Archive for the ‘Weight Management’ Category
Recent studies have indicated that up to 50% of dogs can be classified as overweight or obese. Your vet should be looking for weight problems at every checkup, but one easy way to do this on your own is to feel around your dog’s ribs and spine. If you can’t easily feel your dog’s ribcage, she needs to lose a few pounds.
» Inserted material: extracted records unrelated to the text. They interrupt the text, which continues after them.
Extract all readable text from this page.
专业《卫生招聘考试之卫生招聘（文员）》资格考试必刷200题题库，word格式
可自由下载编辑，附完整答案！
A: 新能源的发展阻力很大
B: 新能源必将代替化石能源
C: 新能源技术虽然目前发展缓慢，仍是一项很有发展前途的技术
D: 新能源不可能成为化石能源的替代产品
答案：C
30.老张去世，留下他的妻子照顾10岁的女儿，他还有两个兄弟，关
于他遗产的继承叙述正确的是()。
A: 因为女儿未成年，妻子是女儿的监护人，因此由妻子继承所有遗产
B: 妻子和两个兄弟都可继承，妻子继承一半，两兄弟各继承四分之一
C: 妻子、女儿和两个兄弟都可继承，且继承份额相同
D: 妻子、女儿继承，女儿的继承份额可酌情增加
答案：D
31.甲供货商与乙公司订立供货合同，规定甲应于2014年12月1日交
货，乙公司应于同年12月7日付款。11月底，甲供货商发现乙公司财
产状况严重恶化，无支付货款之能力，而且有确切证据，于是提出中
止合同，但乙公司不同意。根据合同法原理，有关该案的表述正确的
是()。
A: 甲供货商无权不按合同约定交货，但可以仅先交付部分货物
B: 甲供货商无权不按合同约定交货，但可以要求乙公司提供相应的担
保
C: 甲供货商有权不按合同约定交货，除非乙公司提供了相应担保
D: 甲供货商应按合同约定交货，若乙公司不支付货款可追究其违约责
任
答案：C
Sometimes, dogs can be overweight because of a medical problem such as hypothyroidism. Certain breeds, such as Scottish Terriers, Beagles, Golden Retrievers, Cocker Spaniels, and Rottweilers, also have a genetic propensity to heaviness. In most cases, however, a dog’s weight gain is related to poor feeding practices.
Food Does Not Equal Love
If your dog is overweight, you must first recognize that your love for your pet does not need to be expressed only in terms of food. Just as emotional eating can cause you to go up a jean size, equating love with food can create an overweight pet. Make a conscious effort to show affection for your dog by taking her out for a walk or playing a game of fetch. She’ll get the exercise she needs and you’ll burn a few extra calories yourself in the process! All you need is 10 to 15 minutes of activity two or three times per day to help bring your pooch’s weight back to a healthy level.
Use Treats Wisely
Another common mistake dog owners make is reinforcing unhealthy behavior with improper use of treats. If you give your dog a treat every time she’s noisy or fussy, she’ll discover that begging produces results. If your dog is overweight, treats should be limited to times when they have a specific purpose — such as using positive reinforcement training to teach your dog to obey commands. The treats you select should also be chosen to provide an added nutritional boost for your dog. For example, Max & Ruffy’s Powerhouse (Sweet Potato & Alfalfa) dog treats are rich in beta-carotene and packed with fiber.
Get Everyone On Board
Finally, make sure that everyone in your household is on board with your plan to help your furry friend lose weight. When a dog has more than one caregiver, it’s common for problems to arise when multiple people are offering her extra food and treats several times per day. This would be the equivalent of you snacking between every meal and then wondering why your diet isn’t working!